Surely the Minister agrees that if we are to prepare for the unexpected—the as yet unthought-of—we must ensure that we are planning flexible training programmes for this generation of our serving RAF personnel and for the generations to come. They may well not be pilots, as we consider that word now—the strutting pilot walking confidently to his or her cockpit to take to the skies to battle an enemy, or to use firepower to provide air cover for ground or maritime forces—because that role may be in its last throes. Unmanned equipment and war-fighting far from battle zones may become the norm.

My concern with all these strategies—do not get me wrong; they are a great step forward—is that they do not address the changing nature of war and persistent conflict, or the question of what tools, weapons and skills we need to plan for in order to maintain our operational advantage over enemies unknown and as yet unidentifiable. We are really talking about a weapons system and how we plan to get to its birth, rather than wider strategic questions.

The textbook consideration of strategy challenges us to consider the ends, ways and means of our plans. It seems that in our strategic documents, we are discussing the means of fulfilling a strategic intent, with some discussion about the ways in which we will do so. However, we are fundamentally ignoring part of that equation—I do not doubt that it is the most difficult—in our discussions. Surely, a strategic document from the Ministry of Defence, which is one of the world’s leading defence organisations and has the best service personnel in the world working for it, ought to be setting out in a broad-brush manner, at least, what ends we should be considering. That is not just a new, faster, whizzier, cleverer and more tech-filled piece of kit—designed in the UK, I hope, and made or at least built in part here—but the big questions of what our intent and reach will be.
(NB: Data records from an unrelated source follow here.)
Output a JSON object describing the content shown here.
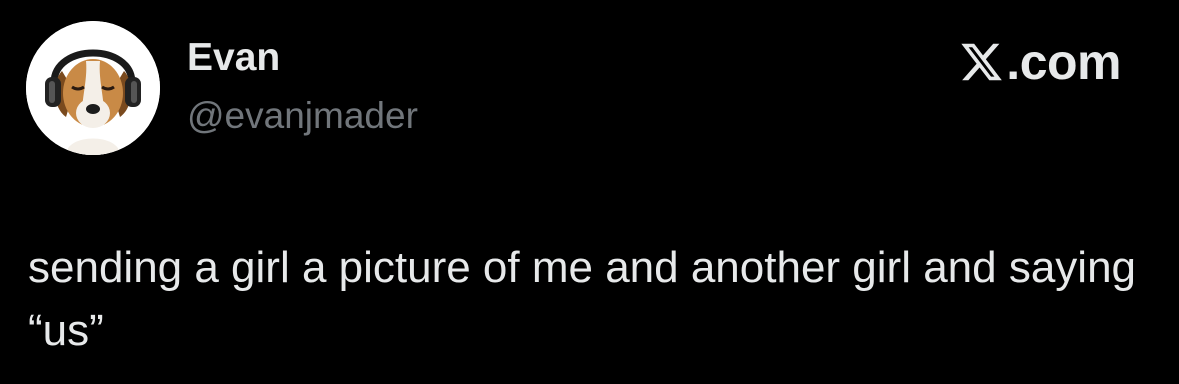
{
  "tweet": {
    "author": {
      "display_name": "Evan",
      "handle": "@evanjmader",
      "avatar_icon": "dog-with-headphones-avatar"
    },
    "brand": {
      "icon": "x-logo-icon",
      "label": ".com"
    },
    "text": "sending a girl a picture of me and another girl and saying “us”"
  },
  "colors": {
    "background": "#000000",
    "primary_text": "#e7e9ea",
    "secondary_text": "#71767b"
  }
}
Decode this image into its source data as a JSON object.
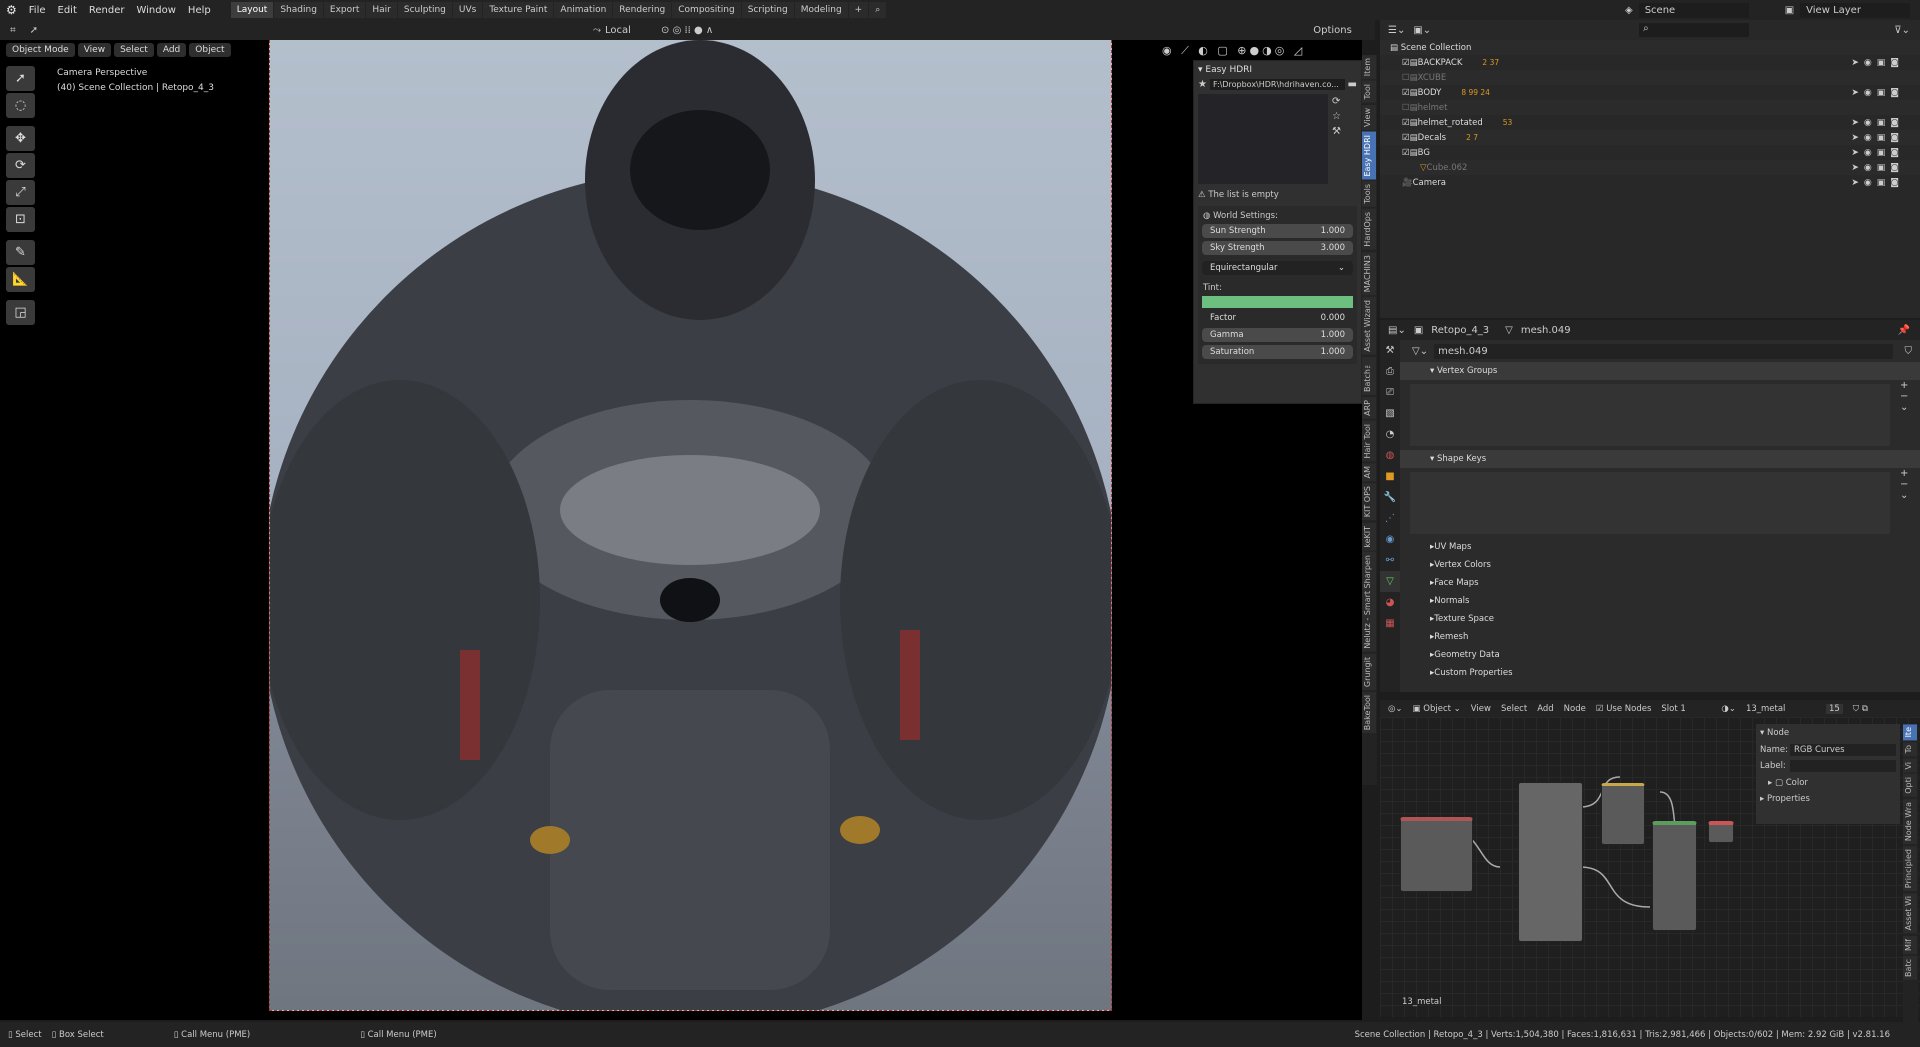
{
  "topbar": {
    "menus": [
      "File",
      "Edit",
      "Render",
      "Window",
      "Help"
    ],
    "workspaces": [
      "Layout",
      "Shading",
      "Export",
      "Hair",
      "Sculpting",
      "UVs",
      "Texture Paint",
      "Animation",
      "Rendering",
      "Compositing",
      "Scripting",
      "Modeling"
    ],
    "active_workspace": "Layout",
    "scene": "Scene",
    "view_layer": "View Layer"
  },
  "toolbar": {
    "orientation": "Local",
    "options": "Options"
  },
  "viewport": {
    "mode": "Object Mode",
    "menus": [
      "View",
      "Select",
      "Add",
      "Object"
    ],
    "overlay_title": "Camera Perspective",
    "overlay_sub": "(40) Scene Collection | Retopo_4_3"
  },
  "easy_hdri": {
    "title": "Easy HDRI",
    "path": "F:\\Dropbox\\HDR\\hdrihaven.co...",
    "empty_msg": "The list is empty",
    "world_settings": "World Settings:",
    "sun_label": "Sun Strength",
    "sun": "1.000",
    "sky_label": "Sky Strength",
    "sky": "3.000",
    "projection": "Equirectangular",
    "tint": "Tint:",
    "tint_color": "#6dbf80",
    "factor_label": "Factor",
    "factor": "0.000",
    "gamma_label": "Gamma",
    "gamma": "1.000",
    "sat_label": "Saturation",
    "saturation": "1.000"
  },
  "n_tabs": [
    "Item",
    "Tool",
    "View",
    "Easy HDRI",
    "Tools",
    "HardOps",
    "MACHIN3",
    "Asset Wizard",
    "Batch™",
    "ARP",
    "Hair Tool",
    "AM",
    "KIT OPS",
    "keKIT",
    "Nelutz - Smart Sharpen",
    "Grungit",
    "BakeTool"
  ],
  "outliner": {
    "root": "Scene Collection",
    "items": [
      {
        "name": "BACKPACK",
        "badges": "2 37",
        "dim": false
      },
      {
        "name": "XCUBE",
        "badges": "",
        "dim": true
      },
      {
        "name": "BODY",
        "badges": "8 99 24",
        "dim": false
      },
      {
        "name": "helmet",
        "badges": "",
        "dim": true
      },
      {
        "name": "helmet_rotated",
        "badges": "53",
        "dim": false
      },
      {
        "name": "Decals",
        "badges": "2 7",
        "dim": false
      },
      {
        "name": "BG",
        "badges": "",
        "dim": false
      },
      {
        "name": "Cube.062",
        "badges": "",
        "dim": true
      },
      {
        "name": "Camera",
        "badges": "",
        "dim": false
      }
    ]
  },
  "properties": {
    "object": "Retopo_4_3",
    "mesh": "mesh.049",
    "mesh_field": "mesh.049",
    "open_sections": [
      "Vertex Groups",
      "Shape Keys"
    ],
    "sections": [
      "UV Maps",
      "Vertex Colors",
      "Face Maps",
      "Normals",
      "Texture Space",
      "Remesh",
      "Geometry Data",
      "Custom Properties"
    ]
  },
  "node_editor": {
    "object": "Object",
    "menus": [
      "View",
      "Select",
      "Add",
      "Node"
    ],
    "use_nodes": "Use Nodes",
    "slot": "Slot 1",
    "material": "13_metal",
    "users": "15",
    "panel_title": "Node",
    "name_label": "Name:",
    "name": "RGB Curves",
    "label_label": "Label:",
    "color": "Color",
    "properties": "Properties",
    "footer": "13_metal",
    "tabs": [
      "Ite",
      "To",
      "Vi",
      "Opti",
      "Node Wra",
      "Principled",
      "Asset Wi",
      "Mif",
      "Batc"
    ]
  },
  "status": {
    "select": "Select",
    "box_select": "Box Select",
    "call_menu_1": "Call Menu (PME)",
    "call_menu_2": "Call Menu (PME)",
    "stats": "Scene Collection | Retopo_4_3 | Verts:1,504,380 | Faces:1,816,631 | Tris:2,981,466 | Objects:0/602 | Mem: 2.92 GiB | v2.81.16"
  }
}
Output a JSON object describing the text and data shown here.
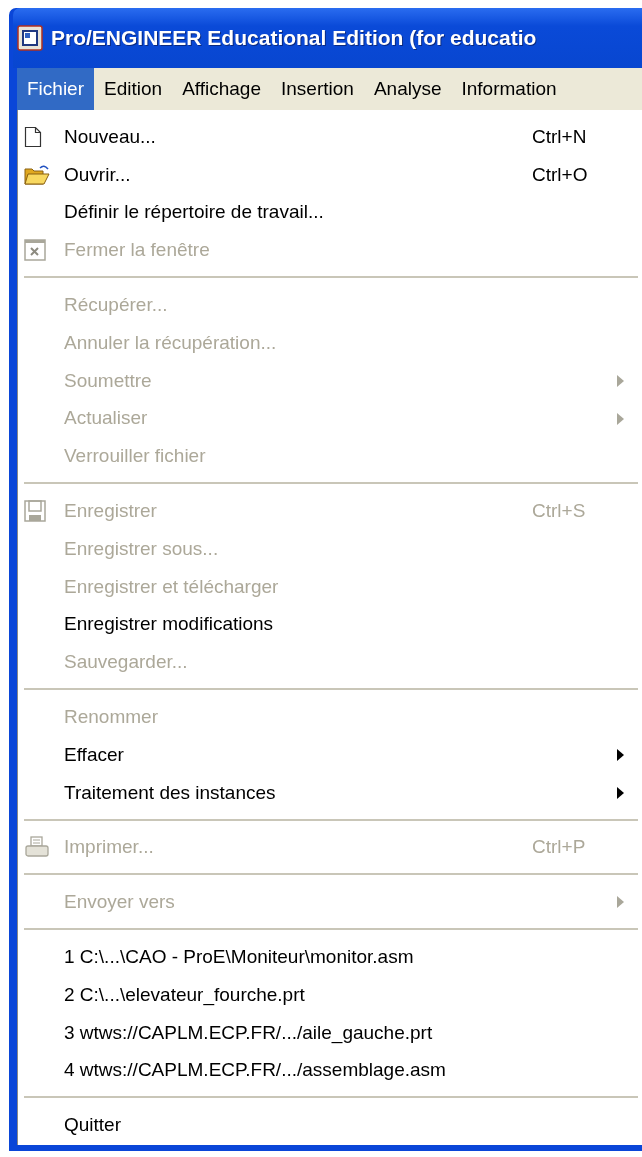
{
  "window": {
    "title": "Pro/ENGINEER Educational Edition (for educatio"
  },
  "menubar": [
    {
      "label": "Fichier",
      "selected": true
    },
    {
      "label": "Edition",
      "selected": false
    },
    {
      "label": "Affichage",
      "selected": false
    },
    {
      "label": "Insertion",
      "selected": false
    },
    {
      "label": "Analyse",
      "selected": false
    },
    {
      "label": "Information",
      "selected": false
    }
  ],
  "menu": [
    {
      "kind": "item",
      "label": "Nouveau...",
      "shortcut": "Ctrl+N",
      "disabled": false
    },
    {
      "kind": "item",
      "label": "Ouvrir...",
      "shortcut": "Ctrl+O",
      "disabled": false
    },
    {
      "kind": "item",
      "label": "Définir le répertoire de travail...",
      "disabled": false
    },
    {
      "kind": "item",
      "label": "Fermer la fenêtre",
      "disabled": true
    },
    {
      "kind": "separator"
    },
    {
      "kind": "item",
      "label": "Récupérer...",
      "disabled": true
    },
    {
      "kind": "item",
      "label": "Annuler la récupération...",
      "disabled": true
    },
    {
      "kind": "item",
      "label": "Soumettre",
      "disabled": true,
      "submenu": true
    },
    {
      "kind": "item",
      "label": "Actualiser",
      "disabled": true,
      "submenu": true
    },
    {
      "kind": "item",
      "label": "Verrouiller fichier",
      "disabled": true
    },
    {
      "kind": "separator"
    },
    {
      "kind": "item",
      "label": "Enregistrer",
      "shortcut": "Ctrl+S",
      "disabled": true
    },
    {
      "kind": "item",
      "label": "Enregistrer sous...",
      "disabled": true
    },
    {
      "kind": "item",
      "label": "Enregistrer et télécharger",
      "disabled": true
    },
    {
      "kind": "item",
      "label": "Enregistrer modifications",
      "disabled": false
    },
    {
      "kind": "item",
      "label": "Sauvegarder...",
      "disabled": true
    },
    {
      "kind": "separator"
    },
    {
      "kind": "item",
      "label": "Renommer",
      "disabled": true
    },
    {
      "kind": "item",
      "label": "Effacer",
      "disabled": false,
      "submenu": true
    },
    {
      "kind": "item",
      "label": "Traitement des instances",
      "disabled": false,
      "submenu": true
    },
    {
      "kind": "separator"
    },
    {
      "kind": "item",
      "label": "Imprimer...",
      "shortcut": "Ctrl+P",
      "disabled": true
    },
    {
      "kind": "separator"
    },
    {
      "kind": "item",
      "label": "Envoyer vers",
      "disabled": true,
      "submenu": true
    },
    {
      "kind": "separator"
    },
    {
      "kind": "item",
      "label": "1 C:\\...\\CAO - ProE\\Moniteur\\monitor.asm",
      "disabled": false
    },
    {
      "kind": "item",
      "label": "2 C:\\...\\elevateur_fourche.prt",
      "disabled": false
    },
    {
      "kind": "item",
      "label": "3 wtws://CAPLM.ECP.FR/.../aile_gauche.prt",
      "disabled": false
    },
    {
      "kind": "item",
      "label": "4 wtws://CAPLM.ECP.FR/.../assemblage.asm",
      "disabled": false
    },
    {
      "kind": "separator"
    },
    {
      "kind": "item",
      "label": "Quitter",
      "disabled": false
    }
  ]
}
I ask the Minister to come back to the House with the next phase of the combat air strategy—perhaps, as he keeps being reminded, with its new title. That strategy should help parliamentarians to gain confidence that there is clear thinking and planning about more than just the next generation of a fighter jet to replace Typhoon, since that may not be the sort of warfare we need in 20 years’ time, and that the Department is not acting in a piecemeal way on technology or its commitment to the UK defence industry, but is thinking in the coherent, long-term way that, for too many decades, we have not had. It should build into the strategic statements for land, sea and air—they are most welcome—a clearer indication that the Department is working to draw together and support our strategic thinking. We look forward to the full aerospace strategy in due course.